Sets out requirements for regulated firms in connection with:

  • notifying the CBI of the planned outsourcing of “critical or important” services/functions or material changes to existing outsourcing arrangements in respect of those services/functions
  • the establishment and maintenance of registers of outsourcing arrangements (a separate industry letter will set out the CBI’s requirements regarding how and when those registers are to be submitted to it).

What Happens Next?

The consultation period closes on 26 July 2021 and the CBI plans to publish its final Guidelines later this year.  It is unclear whether there will be an implementation period or grandfathering arrangements.

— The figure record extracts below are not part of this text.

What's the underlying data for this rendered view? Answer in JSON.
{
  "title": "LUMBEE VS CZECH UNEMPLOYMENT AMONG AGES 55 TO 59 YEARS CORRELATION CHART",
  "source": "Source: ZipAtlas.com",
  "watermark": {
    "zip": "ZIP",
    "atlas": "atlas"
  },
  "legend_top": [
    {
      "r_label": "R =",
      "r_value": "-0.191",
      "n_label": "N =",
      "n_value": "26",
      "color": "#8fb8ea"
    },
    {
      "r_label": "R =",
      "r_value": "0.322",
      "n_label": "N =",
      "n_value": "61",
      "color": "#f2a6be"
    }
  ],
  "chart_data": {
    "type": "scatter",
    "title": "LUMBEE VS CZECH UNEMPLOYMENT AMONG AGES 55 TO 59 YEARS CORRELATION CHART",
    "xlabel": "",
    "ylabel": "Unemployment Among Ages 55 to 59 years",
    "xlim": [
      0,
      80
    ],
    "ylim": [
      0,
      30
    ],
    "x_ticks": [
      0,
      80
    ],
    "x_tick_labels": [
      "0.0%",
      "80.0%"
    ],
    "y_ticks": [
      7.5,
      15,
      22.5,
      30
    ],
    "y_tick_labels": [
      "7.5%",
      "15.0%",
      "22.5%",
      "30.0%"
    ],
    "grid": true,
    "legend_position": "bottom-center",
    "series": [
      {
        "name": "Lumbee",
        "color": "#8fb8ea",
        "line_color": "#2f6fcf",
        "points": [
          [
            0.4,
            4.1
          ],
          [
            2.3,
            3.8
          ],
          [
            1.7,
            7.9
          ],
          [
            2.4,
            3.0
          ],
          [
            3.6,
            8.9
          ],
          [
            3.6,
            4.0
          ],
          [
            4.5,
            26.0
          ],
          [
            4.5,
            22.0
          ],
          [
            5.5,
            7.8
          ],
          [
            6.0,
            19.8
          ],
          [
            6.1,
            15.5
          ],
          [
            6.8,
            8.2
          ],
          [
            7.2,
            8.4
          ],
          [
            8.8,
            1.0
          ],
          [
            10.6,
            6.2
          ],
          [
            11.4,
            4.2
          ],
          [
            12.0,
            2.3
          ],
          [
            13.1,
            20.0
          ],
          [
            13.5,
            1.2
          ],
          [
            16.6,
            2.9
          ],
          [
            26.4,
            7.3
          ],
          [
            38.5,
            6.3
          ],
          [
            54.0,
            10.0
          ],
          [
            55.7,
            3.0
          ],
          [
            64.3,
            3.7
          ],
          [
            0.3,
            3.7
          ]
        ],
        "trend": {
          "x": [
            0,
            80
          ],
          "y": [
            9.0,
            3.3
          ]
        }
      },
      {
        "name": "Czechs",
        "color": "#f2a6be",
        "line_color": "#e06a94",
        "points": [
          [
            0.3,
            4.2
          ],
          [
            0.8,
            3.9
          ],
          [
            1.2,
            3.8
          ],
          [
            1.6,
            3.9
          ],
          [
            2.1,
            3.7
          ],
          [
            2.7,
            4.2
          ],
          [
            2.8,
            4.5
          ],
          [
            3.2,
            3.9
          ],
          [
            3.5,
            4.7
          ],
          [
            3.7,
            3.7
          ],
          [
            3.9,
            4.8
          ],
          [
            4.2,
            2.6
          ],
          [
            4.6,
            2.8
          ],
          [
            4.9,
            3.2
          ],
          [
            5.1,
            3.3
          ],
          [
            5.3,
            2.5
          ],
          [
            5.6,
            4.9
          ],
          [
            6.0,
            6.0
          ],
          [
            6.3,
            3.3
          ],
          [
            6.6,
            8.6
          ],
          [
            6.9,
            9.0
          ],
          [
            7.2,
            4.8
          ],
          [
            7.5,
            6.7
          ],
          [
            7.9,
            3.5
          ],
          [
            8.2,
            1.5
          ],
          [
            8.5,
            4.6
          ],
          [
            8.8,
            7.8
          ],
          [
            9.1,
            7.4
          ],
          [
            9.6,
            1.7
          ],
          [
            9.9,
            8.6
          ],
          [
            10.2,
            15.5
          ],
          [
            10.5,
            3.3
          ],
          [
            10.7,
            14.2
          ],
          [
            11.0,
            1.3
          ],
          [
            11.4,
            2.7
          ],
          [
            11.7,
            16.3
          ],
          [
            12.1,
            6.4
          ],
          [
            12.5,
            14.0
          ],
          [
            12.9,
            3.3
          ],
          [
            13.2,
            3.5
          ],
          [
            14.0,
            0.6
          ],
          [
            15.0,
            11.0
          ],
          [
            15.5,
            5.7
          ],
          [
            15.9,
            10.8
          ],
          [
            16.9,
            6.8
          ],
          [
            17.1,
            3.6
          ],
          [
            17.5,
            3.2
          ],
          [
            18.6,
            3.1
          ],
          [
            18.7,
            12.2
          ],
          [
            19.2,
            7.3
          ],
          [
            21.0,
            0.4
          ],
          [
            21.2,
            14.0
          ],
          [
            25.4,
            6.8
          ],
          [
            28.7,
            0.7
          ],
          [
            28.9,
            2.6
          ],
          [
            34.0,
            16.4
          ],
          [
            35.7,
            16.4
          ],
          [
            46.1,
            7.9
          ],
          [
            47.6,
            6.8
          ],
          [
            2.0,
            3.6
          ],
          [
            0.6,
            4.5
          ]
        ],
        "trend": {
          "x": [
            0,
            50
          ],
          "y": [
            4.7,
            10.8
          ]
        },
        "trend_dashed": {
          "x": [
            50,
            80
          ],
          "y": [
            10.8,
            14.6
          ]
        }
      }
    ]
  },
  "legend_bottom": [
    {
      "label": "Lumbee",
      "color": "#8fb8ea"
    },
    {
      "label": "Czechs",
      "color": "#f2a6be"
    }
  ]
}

We will publish a series of detailed briefings in the coming weeks, focusing on the following areas and setting out practical steps that regulated firms can take:

  • governance and ongoing monitoring
  • contractual requirements
  • risk assessment and due diligence
  • registers and outsourcing policies

In the meantime, based on the content of the draft CBI Guidelines (which realistically we do not expect to be changed materially after the consultation process), boards and senior management of regulated firms should start planning for the following:

  • the requirement for a documented outsourcing strategy, supported by policies, procedures, controls and due diligence on all OSPs;
  • the requirement for a comprehensive outsourcing policy (reviewed at least annually);
  • the need for existing risk management frameworks to be updated to take account of the CBI Guidance;
  • the need to put in place/review structures and mechanisms to ensure the timely flow of management information to the board and senior management;
  • the need to maintain appropriate skills and knowledge within the regulated firm to effectively oversee outsourcing arrangements from inception to conclusion (in particular for technical and/or complex outsourced activities, such as outsourcing to CSPs) – this will need to be taken into account as part of recruitment processes for oversight/monitoring roles and training for boards and senior management may be needed;
  • a review of which outsourced functions are critical and important”;
  • if a proportionate approach is planned, how that will be decided upon and documented;
  • a review of the content of template and existing outsourcing agreements and SLAs by reference to the draft CBI Guidelines;
  • an assessment the work involved in setting up and maintaining an outsourcing register;
  • ensuring appropriate organisational awareness of the requirements applicable to the regulated firm when outsourcing; and
  • the management and monitoring of sub-outsourcing and sensitive data/data security risks.

[1] Further information on the EBA Guidelines is set out here: COVID-19 Practical Considerations: EBA Guidelines on Outsourcing Arrangements.